A month and a half after this the wise merchant followed over the same road. He, too, was met on the desert by the demon just as the other had been. But the wise man knew the man was a demon because he cast no shadow. When the demon told him of the ponds in the forest ahead and advised him to throw away the water-jars the wise merchant replied, "We don't throw away the water we have until we get to a place where we see there is more."
Then the demon drove on. But the men who were with the merchant said, "Sir! those men told us that yonder was the beginning of a great forest, and from there onwards it was always raining. Their clothes and hair were dripping with water. Let us throw away the water-jars and go on faster with lighter carts!"
Stopping all the carts the wise merchant asked the men, "Have you ever heard any one say that there was a lake or pond in this desert? You have lived near here always."
"We never heard of a pond or lake," they said.
"Does any man feel a wind laden with dampness blowing against him?" he asked.
"No, sir," they answered.
"Can you see a rain cloud, any of you?" said he.

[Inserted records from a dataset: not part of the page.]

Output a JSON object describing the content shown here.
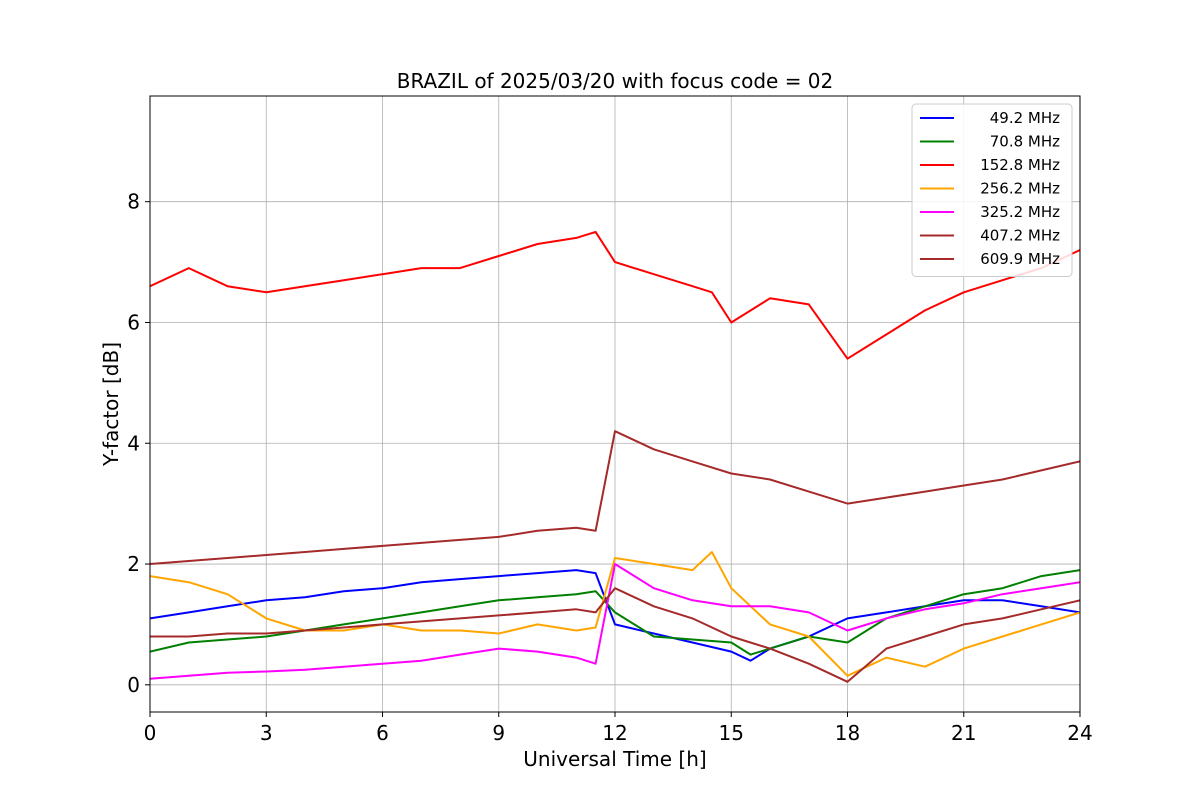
{
  "chart_data": {
    "type": "line",
    "title": "BRAZIL of 2025/03/20 with focus code = 02",
    "xlabel": "Universal Time [h]",
    "ylabel": "Y-factor [dB]",
    "xlim": [
      0,
      24
    ],
    "ylim": [
      -0.45,
      9.75
    ],
    "xticks": [
      0,
      3,
      6,
      9,
      12,
      15,
      18,
      21,
      24
    ],
    "yticks": [
      0,
      2,
      4,
      6,
      8
    ],
    "grid": true,
    "legend_position": "top-right",
    "series": [
      {
        "name": "49.2 MHz",
        "color": "#0000ff",
        "x": [
          0,
          1,
          2,
          3,
          4,
          5,
          6,
          7,
          8,
          9,
          10,
          11,
          11.5,
          12,
          13,
          14,
          15,
          15.5,
          16,
          17,
          18,
          19,
          20,
          21,
          22,
          23,
          24
        ],
        "y": [
          1.1,
          1.2,
          1.3,
          1.4,
          1.45,
          1.55,
          1.6,
          1.7,
          1.75,
          1.8,
          1.85,
          1.9,
          1.85,
          1.0,
          0.85,
          0.7,
          0.55,
          0.4,
          0.6,
          0.8,
          1.1,
          1.2,
          1.3,
          1.4,
          1.4,
          1.3,
          1.2
        ]
      },
      {
        "name": "70.8 MHz",
        "color": "#008000",
        "x": [
          0,
          1,
          2,
          3,
          4,
          5,
          6,
          7,
          8,
          9,
          10,
          11,
          11.5,
          12,
          13,
          14,
          15,
          15.5,
          16,
          17,
          18,
          19,
          20,
          21,
          22,
          23,
          24
        ],
        "y": [
          0.55,
          0.7,
          0.75,
          0.8,
          0.9,
          1.0,
          1.1,
          1.2,
          1.3,
          1.4,
          1.45,
          1.5,
          1.55,
          1.2,
          0.8,
          0.75,
          0.7,
          0.5,
          0.6,
          0.8,
          0.7,
          1.1,
          1.3,
          1.5,
          1.6,
          1.8,
          1.9
        ]
      },
      {
        "name": "152.8 MHz",
        "color": "#ff0000",
        "x": [
          0,
          1,
          2,
          3,
          4,
          5,
          6,
          7,
          8,
          9,
          10,
          11,
          11.5,
          12,
          13,
          14,
          14.5,
          15,
          16,
          17,
          18,
          19,
          20,
          21,
          22,
          23,
          24
        ],
        "y": [
          6.6,
          6.9,
          6.6,
          6.5,
          6.6,
          6.7,
          6.8,
          6.9,
          6.9,
          7.1,
          7.3,
          7.4,
          7.5,
          7.0,
          6.8,
          6.6,
          6.5,
          6.0,
          6.4,
          6.3,
          5.4,
          5.8,
          6.2,
          6.5,
          6.7,
          6.9,
          7.2
        ]
      },
      {
        "name": "256.2 MHz",
        "color": "#ffa500",
        "x": [
          0,
          1,
          2,
          3,
          4,
          5,
          6,
          7,
          8,
          9,
          10,
          11,
          11.5,
          12,
          13,
          14,
          14.5,
          15,
          16,
          17,
          18,
          19,
          20,
          21,
          22,
          23,
          24
        ],
        "y": [
          1.8,
          1.7,
          1.5,
          1.1,
          0.9,
          0.9,
          1.0,
          0.9,
          0.9,
          0.85,
          1.0,
          0.9,
          0.95,
          2.1,
          2.0,
          1.9,
          2.2,
          1.6,
          1.0,
          0.8,
          0.15,
          0.45,
          0.3,
          0.6,
          0.8,
          1.0,
          1.2
        ]
      },
      {
        "name": "325.2 MHz",
        "color": "#ff00ff",
        "x": [
          0,
          1,
          2,
          3,
          4,
          5,
          6,
          7,
          8,
          9,
          10,
          11,
          11.5,
          12,
          13,
          14,
          15,
          16,
          17,
          18,
          19,
          20,
          21,
          22,
          23,
          24
        ],
        "y": [
          0.1,
          0.15,
          0.2,
          0.22,
          0.25,
          0.3,
          0.35,
          0.4,
          0.5,
          0.6,
          0.55,
          0.45,
          0.35,
          2.0,
          1.6,
          1.4,
          1.3,
          1.3,
          1.2,
          0.9,
          1.1,
          1.25,
          1.35,
          1.5,
          1.6,
          1.7
        ]
      },
      {
        "name": "407.2 MHz",
        "color": "#a52a2a",
        "x": [
          0,
          1,
          2,
          3,
          4,
          5,
          6,
          7,
          8,
          9,
          10,
          11,
          11.5,
          12,
          13,
          14,
          15,
          16,
          17,
          18,
          19,
          20,
          21,
          22,
          23,
          24
        ],
        "y": [
          2.0,
          2.05,
          2.1,
          2.15,
          2.2,
          2.25,
          2.3,
          2.35,
          2.4,
          2.45,
          2.55,
          2.6,
          2.55,
          4.2,
          3.9,
          3.7,
          3.5,
          3.4,
          3.2,
          3.0,
          3.1,
          3.2,
          3.3,
          3.4,
          3.55,
          3.7
        ]
      },
      {
        "name": "609.9 MHz",
        "color": "#a52a2a",
        "x": [
          0,
          1,
          2,
          3,
          4,
          5,
          6,
          7,
          8,
          9,
          10,
          11,
          11.5,
          12,
          13,
          14,
          15,
          16,
          17,
          18,
          19,
          20,
          21,
          22,
          23,
          24
        ],
        "y": [
          0.8,
          0.8,
          0.85,
          0.85,
          0.9,
          0.95,
          1.0,
          1.05,
          1.1,
          1.15,
          1.2,
          1.25,
          1.2,
          1.6,
          1.3,
          1.1,
          0.8,
          0.6,
          0.35,
          0.05,
          0.6,
          0.8,
          1.0,
          1.1,
          1.25,
          1.4
        ]
      }
    ]
  }
}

"No, sir, not one," they said.
"Those fellows were not men, they were demons!" said the wise merchant. "They must have come out to make us throw away the water. Then when we were faint and weak they might have put an end to us. Go on at once and don't throw away a single half-pint of water."
So they drove on and before nightfall they came upon the loaded wagons belonging to the foolish merchant.
Then the thrifty merchant had his wagons drawn up in a circle. In the middle of the circle he had the oxen lie down, and also some of the men. He himself with the head men stood on guard, swords in hand and waited for the demons. But the demons did not bother them. Early the next day the thrifty merchant took the best of the wagons left by the foolish merchant and went on safely to the city across the desert.
There he sold all the goods at a profit and returned with his company to his own city.
Babbitt, Ellen C. Jataka Tales. Ellsworth Young, illustrator. New York: The Century Co., 1912.